Lord Williamson of Horton: I do not return to the question of the harm test, although it arises on Amendment No. 175A. However, I should like to intervene on the choice of amendments in the current grouping that is before the Committee. One may choose the exclusion of statistical information from the class exemption once a decision on government policy has been taken; or the exclusion of factual information, which is the amendment in the name of the noble Lord, Lord Lucas; or the exclusion of factual information and analysis of that information without the condition about timing.

I believe that the government amendment should be welcomed, perhaps mildly, since it improves the position in comparison with the Bill as presented. My mother always taught me to be thankful for small mercies.

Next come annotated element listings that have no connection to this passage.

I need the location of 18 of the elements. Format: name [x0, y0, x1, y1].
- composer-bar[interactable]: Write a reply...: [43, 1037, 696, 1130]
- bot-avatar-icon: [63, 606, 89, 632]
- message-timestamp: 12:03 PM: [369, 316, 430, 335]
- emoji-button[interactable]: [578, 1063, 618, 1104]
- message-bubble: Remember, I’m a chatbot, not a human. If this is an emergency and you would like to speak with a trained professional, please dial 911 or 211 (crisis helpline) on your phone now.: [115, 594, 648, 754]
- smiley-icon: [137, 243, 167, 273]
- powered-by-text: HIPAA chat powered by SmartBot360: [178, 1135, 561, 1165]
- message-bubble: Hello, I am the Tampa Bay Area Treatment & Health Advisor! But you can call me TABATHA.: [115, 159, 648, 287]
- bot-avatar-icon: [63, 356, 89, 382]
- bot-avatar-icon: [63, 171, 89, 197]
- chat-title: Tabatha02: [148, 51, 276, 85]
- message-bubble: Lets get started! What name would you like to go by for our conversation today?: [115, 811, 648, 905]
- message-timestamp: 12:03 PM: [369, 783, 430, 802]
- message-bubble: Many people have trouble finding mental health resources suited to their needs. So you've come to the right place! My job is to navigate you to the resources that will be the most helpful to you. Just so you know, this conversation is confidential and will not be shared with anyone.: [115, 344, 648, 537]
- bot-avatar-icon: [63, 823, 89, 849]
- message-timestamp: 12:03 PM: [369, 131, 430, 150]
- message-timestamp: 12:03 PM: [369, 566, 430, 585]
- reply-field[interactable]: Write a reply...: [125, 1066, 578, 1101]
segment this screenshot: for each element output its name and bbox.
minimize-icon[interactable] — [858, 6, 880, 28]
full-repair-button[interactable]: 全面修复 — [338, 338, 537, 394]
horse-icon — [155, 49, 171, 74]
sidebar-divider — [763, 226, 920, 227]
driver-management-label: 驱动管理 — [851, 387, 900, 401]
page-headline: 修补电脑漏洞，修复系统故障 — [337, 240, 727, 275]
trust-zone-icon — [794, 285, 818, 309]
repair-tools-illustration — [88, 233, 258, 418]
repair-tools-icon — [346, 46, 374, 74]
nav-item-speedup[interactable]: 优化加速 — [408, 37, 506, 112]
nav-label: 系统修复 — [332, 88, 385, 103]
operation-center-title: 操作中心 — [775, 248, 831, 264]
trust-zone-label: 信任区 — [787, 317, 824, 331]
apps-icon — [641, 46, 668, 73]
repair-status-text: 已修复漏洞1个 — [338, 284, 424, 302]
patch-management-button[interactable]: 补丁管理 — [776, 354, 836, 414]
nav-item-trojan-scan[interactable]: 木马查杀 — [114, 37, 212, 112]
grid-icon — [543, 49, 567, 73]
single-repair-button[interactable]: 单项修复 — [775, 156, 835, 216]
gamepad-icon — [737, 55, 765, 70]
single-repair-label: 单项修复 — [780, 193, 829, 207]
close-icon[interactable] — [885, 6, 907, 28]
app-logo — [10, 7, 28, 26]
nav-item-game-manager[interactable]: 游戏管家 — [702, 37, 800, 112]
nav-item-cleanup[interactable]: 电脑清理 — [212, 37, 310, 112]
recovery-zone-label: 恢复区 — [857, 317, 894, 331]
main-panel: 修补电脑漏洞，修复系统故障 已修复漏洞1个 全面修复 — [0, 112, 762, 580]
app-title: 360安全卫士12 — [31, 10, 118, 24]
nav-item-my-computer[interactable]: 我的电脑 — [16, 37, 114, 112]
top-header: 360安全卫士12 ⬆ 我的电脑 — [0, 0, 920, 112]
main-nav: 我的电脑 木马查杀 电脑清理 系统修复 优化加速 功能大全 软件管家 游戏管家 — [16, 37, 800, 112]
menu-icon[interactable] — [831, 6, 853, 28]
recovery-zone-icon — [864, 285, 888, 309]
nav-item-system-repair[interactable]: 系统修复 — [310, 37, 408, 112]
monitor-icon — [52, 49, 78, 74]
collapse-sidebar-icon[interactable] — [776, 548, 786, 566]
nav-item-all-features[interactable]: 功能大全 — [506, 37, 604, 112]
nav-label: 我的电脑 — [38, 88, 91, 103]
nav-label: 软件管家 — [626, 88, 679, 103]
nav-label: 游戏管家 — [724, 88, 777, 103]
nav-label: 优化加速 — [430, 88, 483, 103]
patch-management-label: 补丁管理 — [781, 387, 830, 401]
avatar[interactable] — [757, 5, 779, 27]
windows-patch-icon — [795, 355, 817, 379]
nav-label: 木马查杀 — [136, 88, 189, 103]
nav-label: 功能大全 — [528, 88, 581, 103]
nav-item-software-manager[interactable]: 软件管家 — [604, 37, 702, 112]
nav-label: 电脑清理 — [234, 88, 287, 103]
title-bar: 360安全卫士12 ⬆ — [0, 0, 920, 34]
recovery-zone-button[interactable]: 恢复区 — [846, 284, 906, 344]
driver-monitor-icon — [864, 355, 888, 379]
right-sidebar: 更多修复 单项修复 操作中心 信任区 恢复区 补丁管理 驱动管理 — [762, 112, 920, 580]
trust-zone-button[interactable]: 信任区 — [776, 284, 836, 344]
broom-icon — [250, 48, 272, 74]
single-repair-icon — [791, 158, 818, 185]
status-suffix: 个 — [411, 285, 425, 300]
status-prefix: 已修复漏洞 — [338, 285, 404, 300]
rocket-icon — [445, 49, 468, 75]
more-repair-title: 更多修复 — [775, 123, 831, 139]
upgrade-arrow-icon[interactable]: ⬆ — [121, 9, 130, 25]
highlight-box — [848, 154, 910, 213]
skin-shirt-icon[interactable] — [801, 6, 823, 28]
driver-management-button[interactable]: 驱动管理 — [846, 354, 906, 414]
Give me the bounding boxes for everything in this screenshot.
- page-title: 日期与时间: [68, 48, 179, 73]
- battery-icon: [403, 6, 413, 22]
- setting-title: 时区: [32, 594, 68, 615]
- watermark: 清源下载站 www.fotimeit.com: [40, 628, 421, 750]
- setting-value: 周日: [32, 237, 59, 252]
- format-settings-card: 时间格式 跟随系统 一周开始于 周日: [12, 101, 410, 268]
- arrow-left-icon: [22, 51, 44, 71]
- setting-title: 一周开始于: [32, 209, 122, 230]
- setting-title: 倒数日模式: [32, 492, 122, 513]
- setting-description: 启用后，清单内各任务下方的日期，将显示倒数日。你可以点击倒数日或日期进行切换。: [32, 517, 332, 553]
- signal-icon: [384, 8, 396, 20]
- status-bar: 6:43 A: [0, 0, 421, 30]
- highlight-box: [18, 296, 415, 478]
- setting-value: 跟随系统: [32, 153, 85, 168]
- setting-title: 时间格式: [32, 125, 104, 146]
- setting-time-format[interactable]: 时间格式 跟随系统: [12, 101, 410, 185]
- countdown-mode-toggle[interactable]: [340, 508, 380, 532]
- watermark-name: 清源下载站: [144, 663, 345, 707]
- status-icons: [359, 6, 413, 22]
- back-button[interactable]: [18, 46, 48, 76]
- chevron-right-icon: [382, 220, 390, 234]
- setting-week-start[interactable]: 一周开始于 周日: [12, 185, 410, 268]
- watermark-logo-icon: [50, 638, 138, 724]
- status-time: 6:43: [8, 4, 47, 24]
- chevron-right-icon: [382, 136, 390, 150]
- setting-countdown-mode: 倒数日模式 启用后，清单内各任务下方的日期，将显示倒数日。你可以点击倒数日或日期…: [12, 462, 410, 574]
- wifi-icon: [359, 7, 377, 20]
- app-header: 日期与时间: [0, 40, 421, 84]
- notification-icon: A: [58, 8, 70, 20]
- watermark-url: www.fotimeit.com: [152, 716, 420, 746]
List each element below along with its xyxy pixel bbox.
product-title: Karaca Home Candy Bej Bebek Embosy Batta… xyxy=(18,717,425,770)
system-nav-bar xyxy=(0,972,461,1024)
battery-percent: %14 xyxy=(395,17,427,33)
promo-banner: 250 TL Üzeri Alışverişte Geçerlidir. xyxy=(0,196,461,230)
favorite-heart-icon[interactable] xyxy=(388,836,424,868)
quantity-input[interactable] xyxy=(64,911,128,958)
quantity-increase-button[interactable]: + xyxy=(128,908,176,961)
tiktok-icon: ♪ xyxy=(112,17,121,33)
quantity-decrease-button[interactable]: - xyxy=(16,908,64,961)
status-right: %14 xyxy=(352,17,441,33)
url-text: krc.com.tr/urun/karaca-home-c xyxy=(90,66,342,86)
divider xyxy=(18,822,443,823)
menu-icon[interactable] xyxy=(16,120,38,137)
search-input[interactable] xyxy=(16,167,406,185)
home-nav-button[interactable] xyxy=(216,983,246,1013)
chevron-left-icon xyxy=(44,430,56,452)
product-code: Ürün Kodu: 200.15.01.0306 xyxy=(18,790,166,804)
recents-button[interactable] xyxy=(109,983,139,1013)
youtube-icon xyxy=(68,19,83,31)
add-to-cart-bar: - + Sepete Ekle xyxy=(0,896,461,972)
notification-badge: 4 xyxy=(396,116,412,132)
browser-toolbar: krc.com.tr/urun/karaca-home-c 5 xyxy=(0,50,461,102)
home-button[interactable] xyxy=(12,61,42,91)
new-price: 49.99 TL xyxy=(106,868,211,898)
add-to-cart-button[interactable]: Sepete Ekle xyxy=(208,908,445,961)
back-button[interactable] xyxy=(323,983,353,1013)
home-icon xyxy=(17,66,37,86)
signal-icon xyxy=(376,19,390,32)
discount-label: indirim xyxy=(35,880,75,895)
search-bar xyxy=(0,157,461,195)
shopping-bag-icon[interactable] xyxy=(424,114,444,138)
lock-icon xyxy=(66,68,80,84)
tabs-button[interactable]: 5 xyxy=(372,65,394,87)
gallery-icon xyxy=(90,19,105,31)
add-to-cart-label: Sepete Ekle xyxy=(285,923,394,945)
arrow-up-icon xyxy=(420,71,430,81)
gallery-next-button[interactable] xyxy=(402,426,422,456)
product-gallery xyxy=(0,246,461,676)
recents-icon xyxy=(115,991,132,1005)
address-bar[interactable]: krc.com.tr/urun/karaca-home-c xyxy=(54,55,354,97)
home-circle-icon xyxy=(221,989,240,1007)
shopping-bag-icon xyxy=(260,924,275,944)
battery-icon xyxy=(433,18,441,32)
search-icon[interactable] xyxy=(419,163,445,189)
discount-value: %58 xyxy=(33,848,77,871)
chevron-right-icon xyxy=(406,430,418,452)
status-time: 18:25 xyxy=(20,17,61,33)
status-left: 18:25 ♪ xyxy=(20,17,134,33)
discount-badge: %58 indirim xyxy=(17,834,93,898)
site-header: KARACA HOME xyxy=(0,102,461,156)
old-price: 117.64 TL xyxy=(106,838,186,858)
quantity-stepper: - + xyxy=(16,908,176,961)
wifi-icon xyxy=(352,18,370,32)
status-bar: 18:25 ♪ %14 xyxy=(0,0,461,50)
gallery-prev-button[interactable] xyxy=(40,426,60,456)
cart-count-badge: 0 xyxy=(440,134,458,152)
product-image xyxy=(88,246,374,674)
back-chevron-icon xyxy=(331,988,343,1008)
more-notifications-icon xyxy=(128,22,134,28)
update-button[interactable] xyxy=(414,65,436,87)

There is a suggestion that we should deal with factual rather than statistical information. There might be some contention in this matter. Generally speaking, however, I believe that that formulation can operate. It is possible to differentiate factual information. Leaving aside for the moment the harm test, on balance I also support the amendment moved by the noble and learned Lord, Lord Archer. It is possible to operate that provision which would be more in keeping with freedom of information.

Among these amendments one sees the expression "in the reasonable opinion of a qualified person". That is deleted from the final amendment in the group, but we may return to that later. I am tempted to point out that this evening there are two Members of the Committee sitting on the Cross Benches who may be considered to be qualified persons but they disagree on a number of points.